4. The pair of cell assemblies are positioned apart from each other such that one side on which the external terminals are located faces the other. The battery pack according to claim 1 or 2, wherein the protective cap is provided to cover the upper part of the external terminals of the cell assembly.
5. The battery pack according to claim 1 or 2, wherein the protective cap comprises a material having at least one of the properties of heat resistance and fire resistance.
6. The aforementioned pack case is It further includes a connecting busbar that electrically connects any pair of adjacent cell assemblies, Both ends of the aforementioned connecting busbar are connected to the aforementioned external terminals included in each cell assembly. The battery pack according to claim 1 or 2, wherein the protective cap covers the upper part of the connecting busbar.
7. The aforementioned pack case is The busbar cap is formed to correspond to the shape of the connecting busbar and covers the upper part of the connecting busbar, The battery pack according to claim 6, wherein the protective cap covers the upper part of the busbar cap.
8. The pack case further includes a covering member located between the connecting busbar and the busbar cap, and covering the upper part of the connecting busbar. The battery pack according to claim 7, wherein the covering member includes an insulating material.

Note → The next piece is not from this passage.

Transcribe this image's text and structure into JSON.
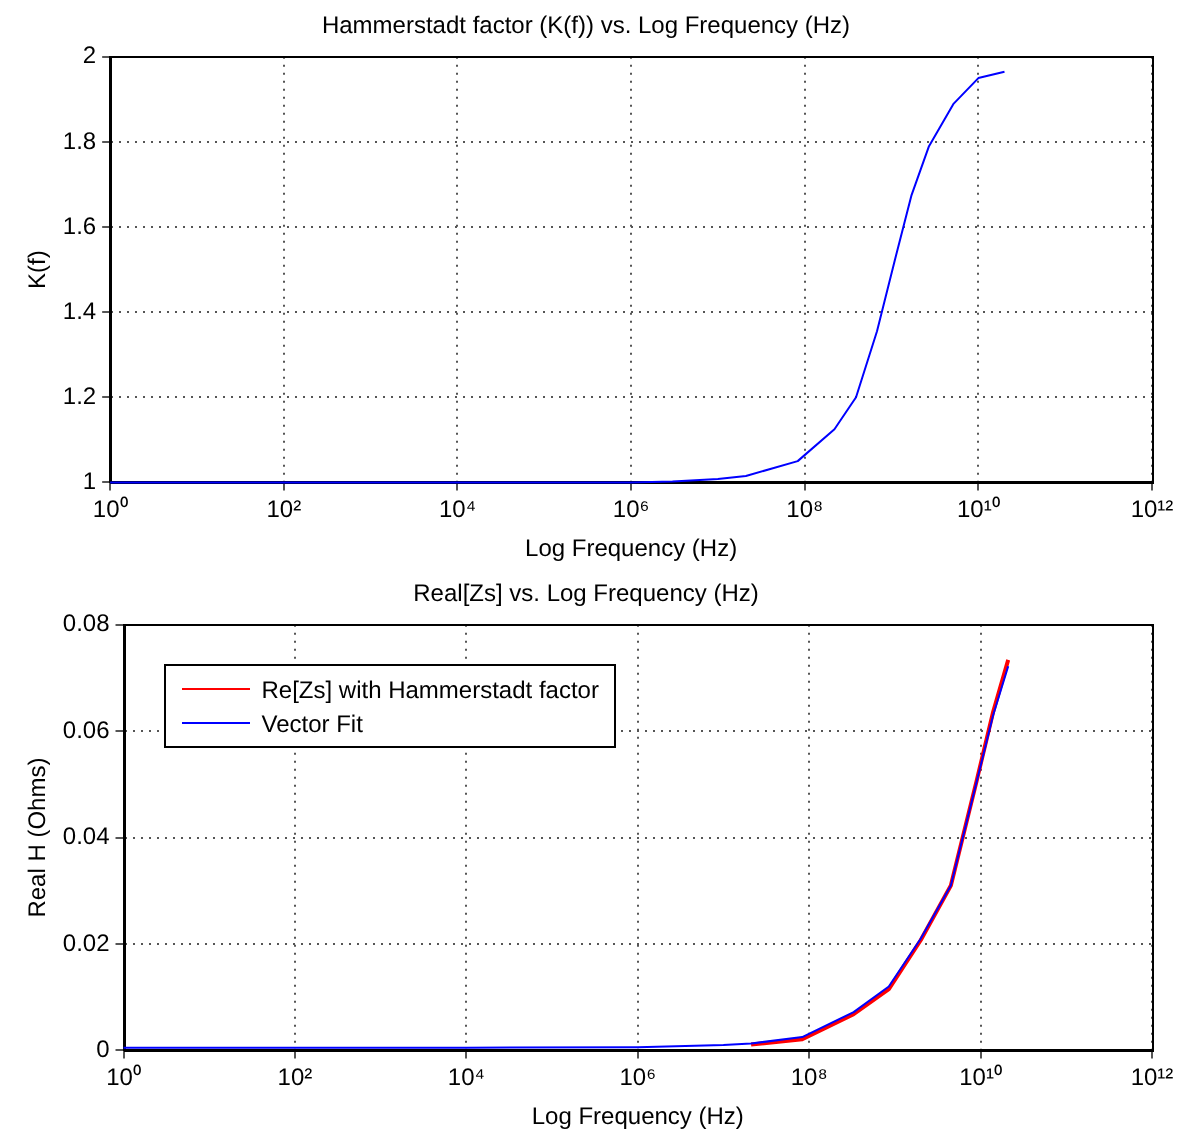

9. The aforementioned base plate is The pack case includes protruding portions that are spaced apart at predetermined intervals along the center of the pack case, The battery pack according to claim 1 or 2, wherein the protective cap is coupled to and fixed with the protruding portion.
10. The battery pack according to claim 9, wherein the upper end height of the protruding portion is at least higher than the height of the external terminals of the cell assembly.
11. The protective cap includes an opening that corresponds to the position of the protruding portion, The battery pack according to claim 9, wherein the protective cap is coupled to the base plate such that the protruding portion is inserted into the insertion opening.
12. The aforementioned protrusion includes a coupling groove at its upper end. The protective cap further includes a lower projection that protrudes downward in accordance with the position of the projection and has a diameter that allows it to be inserted into the coupling groove, The battery pack according to claim 9, wherein the protective cap is coupled to the base plate such that the lower protrusion is inserted into the coupling groove.
13. The pack case includes a center beam that extends across the center and is coupled to the base plate, The multiple cell assemblies are symmetrical with respect to the center beam and are arranged along the longitudinal direction of the pack case. The battery pack according to claim 1 or 2, wherein the protective cap is coupled to the upper end of the center beam.
14. The aforementioned cell assembly is A cell stack in which multiple cells from which electrode leads are derived are stacked, The cell stack includes end plates that are coupled to the front and rear surfaces of the cell stack, The battery pack according to claim 1 or 2, wherein the external terminals are formed on an end plate that is coupled at a position corresponding to the electrode leads and are electrically connected to the electrode leads.
15. The battery pack according to claim 14, wherein the cell assembly further includes a module frame that surrounds the cell stack and connects to the end plate.
16. The aforementioned module frame is A lower frame supporting the lower part of the cell stack, An upper frame that supports the upper part of the cell stack, The cell stack includes a pair of side frames that support both sides of the cell stack, The battery pack according to claim 15, wherein the upper frame includes a plurality of opening holes.